Ambas assentiram que os acontecimentos externos poderiam ser a causa da melancolia repentina. Mas tiveram coragem de ir mais fundo na investigação. Estariam deprimidas? Uma já fazia uso de ansiolítico. A outra, mais natureba, tomava baldes de florais e fórmulas homeopáticas, além de meditação, yoga, exercícios. Tudo que dizem que é bom para “desentristecer.”
A essa altura da conversa já estavam mais leves, davam até risadas, quando uma falou que sentia falta de um propósito novo, algo que lhe tomasse o tempo e lhe desse algum significado para continuar vivendo.
– Que propósito? Velho não tem que ter propósito nenhum.

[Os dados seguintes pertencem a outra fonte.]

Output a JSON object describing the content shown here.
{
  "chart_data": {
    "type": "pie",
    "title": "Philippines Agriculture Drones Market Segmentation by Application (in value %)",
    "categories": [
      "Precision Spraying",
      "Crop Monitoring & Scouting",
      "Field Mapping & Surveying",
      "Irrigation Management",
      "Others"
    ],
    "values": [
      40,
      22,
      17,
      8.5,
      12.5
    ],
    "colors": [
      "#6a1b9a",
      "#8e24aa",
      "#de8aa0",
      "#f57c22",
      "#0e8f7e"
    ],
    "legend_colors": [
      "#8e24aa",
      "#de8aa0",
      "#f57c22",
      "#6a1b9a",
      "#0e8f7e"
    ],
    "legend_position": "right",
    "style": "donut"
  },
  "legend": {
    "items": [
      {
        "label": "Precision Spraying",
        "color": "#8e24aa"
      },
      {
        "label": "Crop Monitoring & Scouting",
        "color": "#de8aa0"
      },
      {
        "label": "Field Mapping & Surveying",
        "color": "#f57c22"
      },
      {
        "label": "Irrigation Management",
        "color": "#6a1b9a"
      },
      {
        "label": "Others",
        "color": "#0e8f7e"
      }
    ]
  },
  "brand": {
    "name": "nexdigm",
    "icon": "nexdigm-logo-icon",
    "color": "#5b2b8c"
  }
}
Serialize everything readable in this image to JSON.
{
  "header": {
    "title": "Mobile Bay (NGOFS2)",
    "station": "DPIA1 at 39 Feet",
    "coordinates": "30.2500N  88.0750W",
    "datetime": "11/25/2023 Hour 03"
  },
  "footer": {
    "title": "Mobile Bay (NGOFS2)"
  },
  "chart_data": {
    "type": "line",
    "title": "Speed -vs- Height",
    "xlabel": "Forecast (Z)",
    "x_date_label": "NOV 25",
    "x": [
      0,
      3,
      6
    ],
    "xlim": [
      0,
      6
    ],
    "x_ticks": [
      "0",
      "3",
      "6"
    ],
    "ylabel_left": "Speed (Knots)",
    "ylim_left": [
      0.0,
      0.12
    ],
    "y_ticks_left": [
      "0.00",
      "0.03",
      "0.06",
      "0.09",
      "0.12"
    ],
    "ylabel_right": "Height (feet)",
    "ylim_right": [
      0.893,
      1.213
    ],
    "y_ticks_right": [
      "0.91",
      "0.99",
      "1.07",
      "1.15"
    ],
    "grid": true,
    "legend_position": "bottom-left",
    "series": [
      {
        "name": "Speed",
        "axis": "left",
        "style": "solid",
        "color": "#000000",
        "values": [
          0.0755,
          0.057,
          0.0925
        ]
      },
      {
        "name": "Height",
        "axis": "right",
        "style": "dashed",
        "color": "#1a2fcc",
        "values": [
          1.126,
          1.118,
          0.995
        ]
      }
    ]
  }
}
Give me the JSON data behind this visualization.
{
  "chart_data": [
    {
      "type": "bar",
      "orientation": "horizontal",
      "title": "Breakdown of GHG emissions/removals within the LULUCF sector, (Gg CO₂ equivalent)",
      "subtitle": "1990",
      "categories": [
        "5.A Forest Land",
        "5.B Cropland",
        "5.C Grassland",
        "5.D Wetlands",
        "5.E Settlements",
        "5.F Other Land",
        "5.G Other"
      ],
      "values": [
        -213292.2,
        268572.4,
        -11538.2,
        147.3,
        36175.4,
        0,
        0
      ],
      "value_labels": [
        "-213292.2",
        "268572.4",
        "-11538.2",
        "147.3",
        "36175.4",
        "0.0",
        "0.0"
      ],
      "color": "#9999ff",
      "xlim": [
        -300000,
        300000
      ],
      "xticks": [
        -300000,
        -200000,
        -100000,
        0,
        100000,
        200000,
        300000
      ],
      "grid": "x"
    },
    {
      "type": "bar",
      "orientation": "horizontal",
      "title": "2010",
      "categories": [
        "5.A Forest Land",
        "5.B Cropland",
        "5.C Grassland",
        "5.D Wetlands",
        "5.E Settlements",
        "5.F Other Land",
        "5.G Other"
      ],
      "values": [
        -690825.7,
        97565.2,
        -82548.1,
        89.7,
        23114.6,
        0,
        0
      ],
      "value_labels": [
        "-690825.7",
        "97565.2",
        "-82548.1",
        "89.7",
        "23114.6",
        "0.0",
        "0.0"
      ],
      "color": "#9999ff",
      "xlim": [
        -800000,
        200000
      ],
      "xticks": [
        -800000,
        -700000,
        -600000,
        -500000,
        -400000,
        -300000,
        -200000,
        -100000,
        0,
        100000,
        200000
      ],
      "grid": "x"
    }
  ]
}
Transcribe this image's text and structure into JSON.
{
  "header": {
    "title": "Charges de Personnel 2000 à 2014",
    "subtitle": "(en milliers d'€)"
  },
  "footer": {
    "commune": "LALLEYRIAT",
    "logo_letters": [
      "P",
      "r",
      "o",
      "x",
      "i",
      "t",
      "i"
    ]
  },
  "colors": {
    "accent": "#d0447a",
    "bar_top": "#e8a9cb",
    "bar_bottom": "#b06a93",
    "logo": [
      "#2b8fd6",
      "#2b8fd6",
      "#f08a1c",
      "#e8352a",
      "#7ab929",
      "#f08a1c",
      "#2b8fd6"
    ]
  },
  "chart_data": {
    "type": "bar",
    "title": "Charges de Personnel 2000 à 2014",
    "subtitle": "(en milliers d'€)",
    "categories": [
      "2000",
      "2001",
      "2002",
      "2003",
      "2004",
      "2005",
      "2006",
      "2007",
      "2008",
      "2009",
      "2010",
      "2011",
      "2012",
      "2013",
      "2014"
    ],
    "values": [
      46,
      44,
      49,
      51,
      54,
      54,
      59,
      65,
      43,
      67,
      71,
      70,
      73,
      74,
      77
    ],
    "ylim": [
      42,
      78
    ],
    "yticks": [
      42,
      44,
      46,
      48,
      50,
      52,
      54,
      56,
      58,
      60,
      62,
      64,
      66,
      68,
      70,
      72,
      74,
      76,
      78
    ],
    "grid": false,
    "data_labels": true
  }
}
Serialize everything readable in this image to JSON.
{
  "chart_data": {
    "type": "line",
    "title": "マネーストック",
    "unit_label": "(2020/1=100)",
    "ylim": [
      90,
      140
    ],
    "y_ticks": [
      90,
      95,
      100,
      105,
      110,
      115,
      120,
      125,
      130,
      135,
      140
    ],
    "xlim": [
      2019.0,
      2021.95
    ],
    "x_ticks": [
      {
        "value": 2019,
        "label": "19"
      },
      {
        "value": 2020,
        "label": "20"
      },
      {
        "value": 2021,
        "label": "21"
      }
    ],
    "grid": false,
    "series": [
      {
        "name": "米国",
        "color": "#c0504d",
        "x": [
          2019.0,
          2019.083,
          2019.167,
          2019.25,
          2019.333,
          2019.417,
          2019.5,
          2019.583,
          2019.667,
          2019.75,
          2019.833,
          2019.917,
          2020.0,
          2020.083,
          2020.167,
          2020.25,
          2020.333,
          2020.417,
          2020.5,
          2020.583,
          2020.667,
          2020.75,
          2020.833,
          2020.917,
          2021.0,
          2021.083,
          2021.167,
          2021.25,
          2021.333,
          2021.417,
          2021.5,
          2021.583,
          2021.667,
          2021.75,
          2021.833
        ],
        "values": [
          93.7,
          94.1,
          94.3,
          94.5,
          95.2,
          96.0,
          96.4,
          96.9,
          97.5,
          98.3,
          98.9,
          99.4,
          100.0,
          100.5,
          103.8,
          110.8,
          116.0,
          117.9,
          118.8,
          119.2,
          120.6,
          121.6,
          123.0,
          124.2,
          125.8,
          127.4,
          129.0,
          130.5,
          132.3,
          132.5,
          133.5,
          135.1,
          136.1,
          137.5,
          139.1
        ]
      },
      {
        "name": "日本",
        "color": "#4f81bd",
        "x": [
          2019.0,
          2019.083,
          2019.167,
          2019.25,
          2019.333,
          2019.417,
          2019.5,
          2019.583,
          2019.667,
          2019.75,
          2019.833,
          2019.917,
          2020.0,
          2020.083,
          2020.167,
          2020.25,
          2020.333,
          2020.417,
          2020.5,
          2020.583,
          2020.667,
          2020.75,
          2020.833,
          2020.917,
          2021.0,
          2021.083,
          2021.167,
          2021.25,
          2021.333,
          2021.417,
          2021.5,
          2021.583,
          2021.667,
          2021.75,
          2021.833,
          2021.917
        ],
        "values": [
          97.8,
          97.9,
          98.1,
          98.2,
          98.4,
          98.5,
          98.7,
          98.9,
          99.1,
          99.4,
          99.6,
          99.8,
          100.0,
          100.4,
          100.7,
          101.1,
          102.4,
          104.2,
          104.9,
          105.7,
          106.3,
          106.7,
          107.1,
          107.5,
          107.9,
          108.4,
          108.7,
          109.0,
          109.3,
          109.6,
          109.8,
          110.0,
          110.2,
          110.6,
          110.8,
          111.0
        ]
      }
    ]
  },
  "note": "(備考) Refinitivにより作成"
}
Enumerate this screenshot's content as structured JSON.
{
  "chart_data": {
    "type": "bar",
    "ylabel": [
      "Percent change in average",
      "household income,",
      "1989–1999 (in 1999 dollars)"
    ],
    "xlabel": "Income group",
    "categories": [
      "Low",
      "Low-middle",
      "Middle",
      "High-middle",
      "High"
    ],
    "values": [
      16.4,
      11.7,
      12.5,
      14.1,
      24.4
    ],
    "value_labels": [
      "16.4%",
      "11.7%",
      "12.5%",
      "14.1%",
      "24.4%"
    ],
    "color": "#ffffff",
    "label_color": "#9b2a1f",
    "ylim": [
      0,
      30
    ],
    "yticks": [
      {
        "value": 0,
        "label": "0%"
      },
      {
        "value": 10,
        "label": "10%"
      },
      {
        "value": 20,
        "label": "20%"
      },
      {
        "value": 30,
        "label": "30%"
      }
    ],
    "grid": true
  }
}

Tem é que aceitar que sua jornada está terminando e agradecer por poder caminhar. O que a gente tinha que fazer, já fez. Agora é cuidar de viver com mais alegria, em paz, mais nada.
– É verdade – disse a outra. A alegria, a partir dos 70, está relacionada não ao que se pode ter, mas ao que ainda se tem: o olfato, o paladar, a visão, a audição, a locomoção, a aposentadoria, a casa própria ou alugada, mas que se pode pagar. Coisas e habilidades que muitos já perderam.
Então, concluíram que não tinham do que reclamar, e se puseram a cantar juntas: “É melhor ser alegre que ser triste, alegria é a melhor coisa que existe…”.
Às gargalhadas, decidiram que iriam reagir, por gratidão à vida e respeito às outras pessoas.
Desligaram o telefone e foram cuidar da vida com mais disposição. Amigo é mesmo o melhor terapeuta que existe.